Tomas Vondra <tomas@vondra.me>

From: Tomas Vondra <tomas@vondra.me>
To: Michael Banck <mbanck@gmx.net>
Cc: PostgreSQL Hackers <pgsql-hackers@lists.postgresql.org>
Date: 2025-10-06T09:12:00Z
Lists: pgsql-hackers
On 10/6/25 11:02, Michael Banck wrote:
> Hi,
> 
> On Mon, Oct 06, 2025 at 02:59:16AM +0200, Tomas Vondra wrote:
>> I started looking at how we calculated the 4.0 default back in 2000.
>> Unfortunately, there's a lot of info, as Tom pointed out in 2024 [2].
>> But he outlined how the experiment worked:
>>
>> - generate large table (much bigger than RAM)
>> - measure runtime of seq scan
>> - measure runtime of full-table index scan
>> - calculate how much more expensive a random page access is
> 
> Ok, but I also read somewhere (I think it might have been Bruce in a
> recent (last few years) discussion of random_page_cost) that on top of
> that, we assumed 90% (or was it 95%?) of the queries were cached in
> shared_buffers (probably preferably the indexes), so that while random
> access is massively slower than sequential access (surely not 4x by
> 2000) is offset by that.

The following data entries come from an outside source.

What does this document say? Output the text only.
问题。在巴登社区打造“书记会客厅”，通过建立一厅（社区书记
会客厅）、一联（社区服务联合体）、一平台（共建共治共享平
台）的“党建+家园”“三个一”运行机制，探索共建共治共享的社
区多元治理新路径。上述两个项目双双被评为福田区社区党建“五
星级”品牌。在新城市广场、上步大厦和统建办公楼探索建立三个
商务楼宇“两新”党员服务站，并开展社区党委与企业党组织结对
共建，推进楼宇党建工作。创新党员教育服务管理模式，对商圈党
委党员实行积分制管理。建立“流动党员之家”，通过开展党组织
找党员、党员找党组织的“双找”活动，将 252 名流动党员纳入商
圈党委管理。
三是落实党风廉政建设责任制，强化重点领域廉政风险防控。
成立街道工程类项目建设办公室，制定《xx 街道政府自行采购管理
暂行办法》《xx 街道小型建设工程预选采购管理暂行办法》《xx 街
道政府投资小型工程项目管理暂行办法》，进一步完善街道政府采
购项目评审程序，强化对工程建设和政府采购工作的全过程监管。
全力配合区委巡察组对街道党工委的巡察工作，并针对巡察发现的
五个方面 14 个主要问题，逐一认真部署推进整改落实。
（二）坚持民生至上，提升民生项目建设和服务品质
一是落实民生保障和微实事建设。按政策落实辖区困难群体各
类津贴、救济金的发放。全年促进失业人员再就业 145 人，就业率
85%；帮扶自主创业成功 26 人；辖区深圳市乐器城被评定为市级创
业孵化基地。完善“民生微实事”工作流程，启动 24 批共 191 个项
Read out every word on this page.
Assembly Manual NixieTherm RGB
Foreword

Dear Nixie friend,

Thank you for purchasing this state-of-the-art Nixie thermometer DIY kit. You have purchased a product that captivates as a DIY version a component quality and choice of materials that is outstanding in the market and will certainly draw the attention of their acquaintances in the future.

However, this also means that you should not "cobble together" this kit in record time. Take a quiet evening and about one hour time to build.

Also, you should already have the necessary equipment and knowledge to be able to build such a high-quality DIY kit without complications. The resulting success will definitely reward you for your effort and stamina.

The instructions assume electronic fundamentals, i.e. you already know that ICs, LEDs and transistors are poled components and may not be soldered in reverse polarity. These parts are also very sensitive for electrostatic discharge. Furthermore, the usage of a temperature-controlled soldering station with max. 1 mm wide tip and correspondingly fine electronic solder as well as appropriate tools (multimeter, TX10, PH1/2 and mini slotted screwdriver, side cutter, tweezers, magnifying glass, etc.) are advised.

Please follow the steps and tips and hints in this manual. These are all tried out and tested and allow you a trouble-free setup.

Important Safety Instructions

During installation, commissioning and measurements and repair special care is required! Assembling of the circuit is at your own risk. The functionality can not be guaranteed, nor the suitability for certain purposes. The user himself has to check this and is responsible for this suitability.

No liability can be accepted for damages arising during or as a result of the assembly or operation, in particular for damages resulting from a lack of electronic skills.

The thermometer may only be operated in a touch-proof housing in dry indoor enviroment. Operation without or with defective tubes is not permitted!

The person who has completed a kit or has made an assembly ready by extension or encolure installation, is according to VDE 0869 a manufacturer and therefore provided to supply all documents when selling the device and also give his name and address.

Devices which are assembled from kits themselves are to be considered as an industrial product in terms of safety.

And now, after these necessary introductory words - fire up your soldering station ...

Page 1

I only quickly read your mail, but I didn't see
> any discussion of caching on first glance, or do you think it does not
> matter much?
> 

I think you're referring to this:

https://www.postgresql.org/message-id/1156772.1730397196%40sss.pgh.pa.us

As Tom points out, that's not really how we calculated the 4.0 default.
We should probably remove that from the docs.


regards

-- 
Tomas Vondra